Question: “One of my pet peeves is placing the word ‘only’ next to a word it does notmodify and away from the word it intends to modify.
I waited to send this to you until I found a misplaced ‘only’ in your column. Your recent ‘Real vs. really…’ column concluded by saying, ‘Adjectives only modify nouns.’ (If the only thing adjectives do is ‘modify,’ then they must not explain nouns, or quantify nouns, or strengthen nouns, etc.) I believe the sentence should be “Adjectives modify only nouns.”
Many years ago my grammar teacher impressed me with her emphasis on placement of “only” in a sentence. I must have been the only person who had that teacher, or the only one who paid attention in her class, since it seems more often than not writers and speakers violate her rule. To dramatize how the placement of ‘only’ can change the meaning of a statement, my teacher would post the following sentence on the board. Then she would ask which blank you would fill with ‘only:’
“________SHE _______SAID______SHE_______LOVED _______ME________.”
I love your column and look forward to it every week. You make complicated grammar rules easy to understand. Your column helps all of us clean up our grammar.” (Rollin Dick, Carmel)
Answer: You caught me! I confess: Sometimes I get to writing too quickly and my simple modifiers (only, barely, just, etc.) start hopping all over the place. It’s a bad habit.
You and your teacher are correct. Adjectives like “only” should be placed as closely as possible to the words they are modifying, so as to limit any possible confusion. Otherwise, you can wind up with a “misplaced modifier.” This might not be grammatically wrong in all circumstances, but our goal should always be to write as clearly as possible. Let’s look at some variations of your teacher’s sentence:
“Only she said she loved me.” Sad, but hey, at least somebody does, right?

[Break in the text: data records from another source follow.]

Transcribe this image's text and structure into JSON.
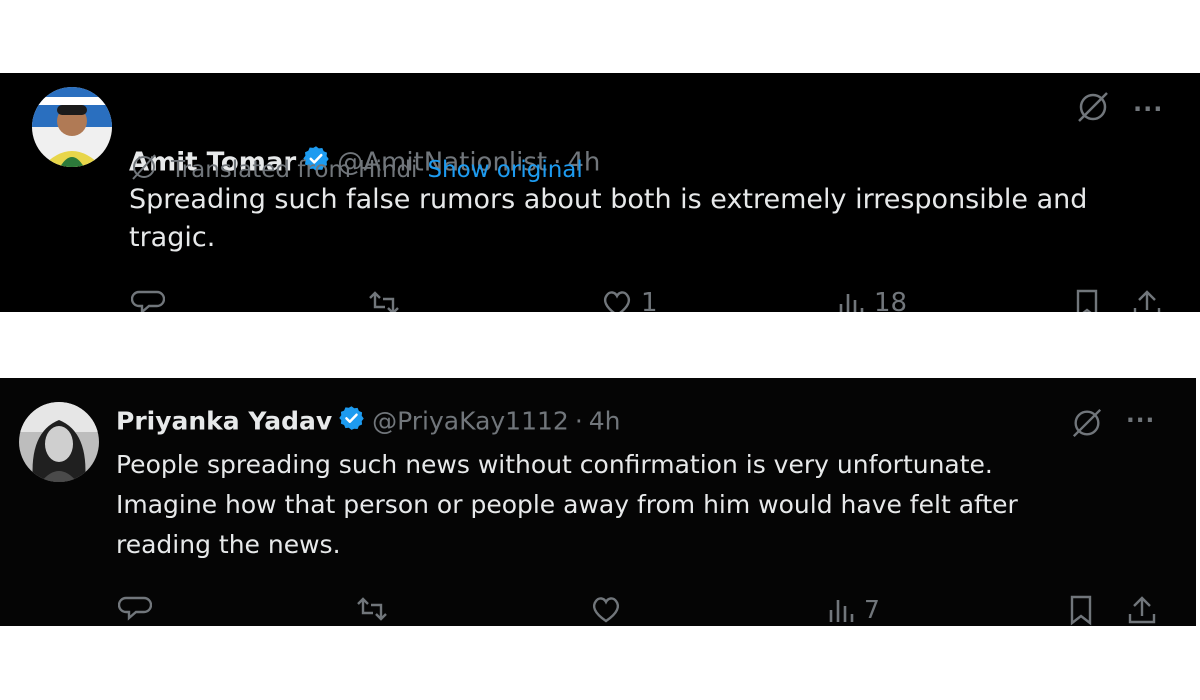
{
  "tweets": [
    {
      "author": "Amit Tomar",
      "handle": "@AmitNationlist",
      "separator": "·",
      "time": "4h",
      "translation_note": "Translated from Hindi",
      "show_original": "Show original",
      "text": "Spreading such false rumors about both is extremely irresponsible and tragic.",
      "actions": {
        "replies": "",
        "reposts": "",
        "likes": "1",
        "views": "18"
      },
      "icons": [
        "grok-icon",
        "more-icon",
        "reply-icon",
        "repost-icon",
        "like-icon",
        "views-icon",
        "bookmark-icon",
        "share-icon"
      ]
    },
    {
      "author": "Priyanka Yadav",
      "handle": "@PriyaKay1112",
      "separator": "·",
      "time": "4h",
      "text": "People spreading such news without confirmation is very unfortunate.\nImagine how that person or people away from him would have felt after\nreading the news.",
      "actions": {
        "replies": "",
        "reposts": "",
        "likes": "",
        "views": "7"
      },
      "icons": [
        "grok-icon",
        "more-icon",
        "reply-icon",
        "repost-icon",
        "like-icon",
        "views-icon",
        "bookmark-icon",
        "share-icon"
      ]
    }
  ],
  "colors": {
    "background": "#000000",
    "text": "#e7e9ea",
    "muted": "#71767b",
    "link": "#1d9bf0",
    "verified": "#1d9bf0"
  }
}
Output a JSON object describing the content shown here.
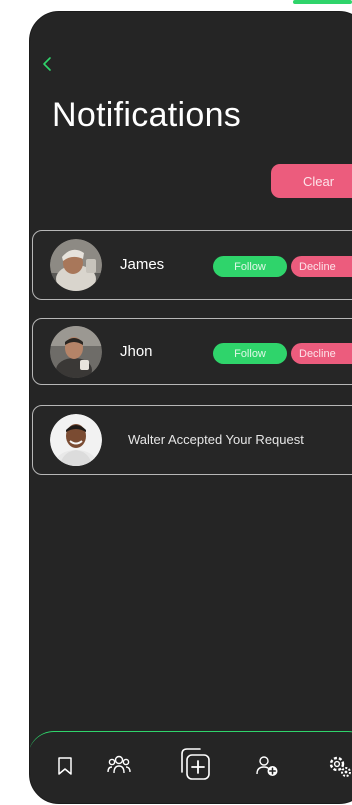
{
  "header": {
    "title": "Notifications",
    "clear_label": "Clear"
  },
  "colors": {
    "background": "#252525",
    "accent_green": "#2fd46b",
    "accent_pink": "#ec5c7d",
    "card_border": "#b7b7b7"
  },
  "notifications": [
    {
      "name": "James",
      "follow_label": "Follow",
      "decline_label": "Decline",
      "avatar": "person-with-beanie"
    },
    {
      "name": "Jhon",
      "follow_label": "Follow",
      "decline_label": "Decline",
      "avatar": "person-holding-cup"
    },
    {
      "message": "Walter Accepted Your Request",
      "avatar": "smiling-man"
    }
  ],
  "bottom_nav": {
    "icons": [
      "bookmark-icon",
      "group-icon",
      "add-post-icon",
      "add-user-icon",
      "settings-icon"
    ]
  }
}
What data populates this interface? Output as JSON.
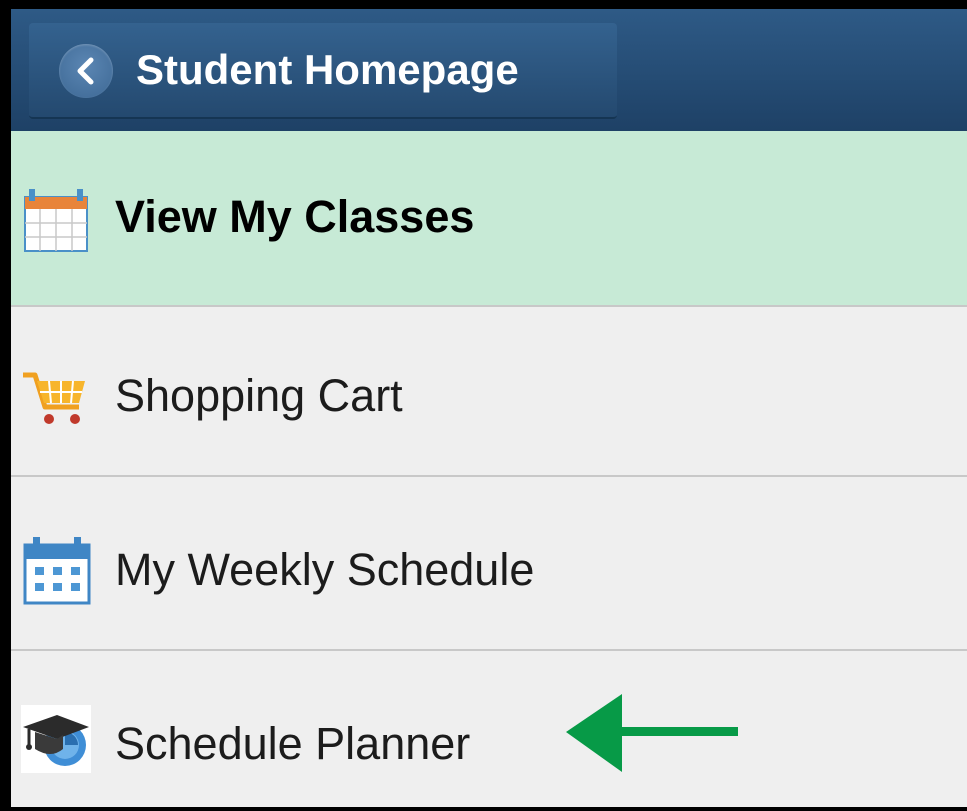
{
  "header": {
    "back_label": "Student Homepage",
    "back_icon": "chevron-left-icon",
    "background": "#244a71"
  },
  "menu": {
    "items": [
      {
        "label": "View My Classes",
        "icon": "calendar-icon",
        "active": true
      },
      {
        "label": "Shopping Cart",
        "icon": "shopping-cart-icon",
        "active": false
      },
      {
        "label": "My Weekly Schedule",
        "icon": "weekly-calendar-icon",
        "active": false
      },
      {
        "label": "Schedule Planner",
        "icon": "graduation-cap-icon",
        "active": false
      }
    ]
  },
  "annotation": {
    "icon": "arrow-left-icon",
    "color": "#079a47"
  },
  "colors": {
    "active_row": "#c7ead6",
    "row_background": "#efefef"
  }
}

“She only said she loved me.” What more should she say?
“She said only she loved me.” Well that’s … slightly stalkerish.
“She said she only loved me.” I guess this is one of those “I love you but I don’t like you right now” situations.
“She said she loved only me.” Now there’s a sweet sentiment. You should take her to the drive-in!
It’s a short and sweet lesson this week, but an important one: Place modifiers as close to the thing they modify as possible. As you can see above, even a single word moved around in a sentence can create a very different meaning – and I won’t always be around to provide hilarious commentary if it does.